朱翠影が笑った?
――雪華の話に耳を傾けていた朱翠影が、何か物言いたげにこちらを見てくる。
苦言を呈したいわけではなさそうで、むしろ面白がっているような顔つきだ。
雪華は卓上の果物に手を伸ばしながら、横目で朱翠影を眺めた。
「なんですか、その顔」
「いえ――雪華殿らしいな、と思いまして」
……雪華殿らしい? 何が?
彼が続ける。
「黄賢妃から『私は取り憑かれているか?』と尋ねられた時、答えは『はい』か『いいえ』の二択になるが、『はい』という答えは益がないので却下――そんなふうに理路整然と消去法で決めるところが、面白いと思いました」
「あのですね、朱殿」
雪華は少しむくれた。
「私、普段は嘘が嫌いなんですよ」
「ええ分かっています」
本当に?
「嘘が癖になると、親しい人が離れて行きます。ただ――正しい目的がある時は、清濁併せ吞む必要がある――その場合、私は正直さを封印します。人を貶めない限りは、『嘘も方便』と言いますしね」
「そういう考え方、私は好きですよ」
……ねえ本当に?
雪華は半目で朱翠影を流し見る。
「朱殿……また私を無理に甘やかそうとしていませんか」
「いいえ、無理にではなく、率先して甘やかそうとしています」
「私をだめ人間にするつもりですね?」
「そんなつもりはないですが、だめ人間になった雪華殿を見てみたい気もします」
とうとう認めた……! やはり朱翠影は私をだめ人間にしようとしている!
雪華は俯き、むくれながら果物を口に運んだ。耳……赤くなっているかも……朱翠影が変なことを言うからだ。
「雪華殿、話の続きは?」
「今、果物を食べているのです」
「すみません、では待ちます」
「………………」
ちょっともう、絶対怒らないな、朱翠影!
この事態に雪華は内心震え上がり、やがて情けない顔で彼に謝った。
「こちらこそすみません……話を続けますね」
宵の空は段々と闇に覆われていき、互いの輪郭が段々とぼやけてくる。
灯籠の灯りは朧だ。
はっきりと目視できない中で、隣にいる朱翠影が、口角を上げてくすりと楽しげな笑みを零した気がした。
今……笑った?
彼は笑わない人だと思っていた。出会ったその日から、こちらを見る瞳はいつも優しかったけれど、こんなふうに悪戯な感じは見たことがない。

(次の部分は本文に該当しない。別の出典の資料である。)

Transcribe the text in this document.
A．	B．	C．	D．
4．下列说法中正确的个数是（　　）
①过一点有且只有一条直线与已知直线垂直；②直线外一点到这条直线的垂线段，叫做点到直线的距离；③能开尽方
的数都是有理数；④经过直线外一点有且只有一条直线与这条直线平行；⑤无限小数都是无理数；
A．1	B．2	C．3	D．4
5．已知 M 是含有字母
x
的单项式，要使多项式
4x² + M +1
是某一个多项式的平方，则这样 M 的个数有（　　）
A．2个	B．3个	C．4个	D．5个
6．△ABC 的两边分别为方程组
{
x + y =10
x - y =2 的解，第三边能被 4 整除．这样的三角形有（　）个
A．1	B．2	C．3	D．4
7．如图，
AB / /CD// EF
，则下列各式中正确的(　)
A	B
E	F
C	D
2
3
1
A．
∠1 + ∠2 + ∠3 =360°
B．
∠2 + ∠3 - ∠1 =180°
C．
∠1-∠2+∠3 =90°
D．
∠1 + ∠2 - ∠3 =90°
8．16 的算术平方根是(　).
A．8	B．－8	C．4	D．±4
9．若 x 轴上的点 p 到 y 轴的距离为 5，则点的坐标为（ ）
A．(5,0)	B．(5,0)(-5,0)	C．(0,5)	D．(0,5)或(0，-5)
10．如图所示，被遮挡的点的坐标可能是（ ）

でも……笑ったと思ったのは、気のせいかしら。「誰そ彼は」……の薄暗さの中に、ふたりはいるのだから。
雪華は瞬きをひとつして、ほう……と息を吐いた。
そう――話の続きをしなくては。
昼間後宮で、ふたりの女官から聞いたことを、彼に伝える必要がある。
――大柄な女官、豊紈。
――小柄な女官、桃義。
豊紈は黄賢妃と共に、飛頭蛮を目撃した。
そして桃義は当日、寺院に同行していたものの、現場には居合わせなかった。こちらが求めていないのに、豊紈との話し合いに同席したいと、自分から申し出た。
雪華は金銀器に注がれた枣水で唇を潤し、三者面談がどんなものだったかを説明し始めた。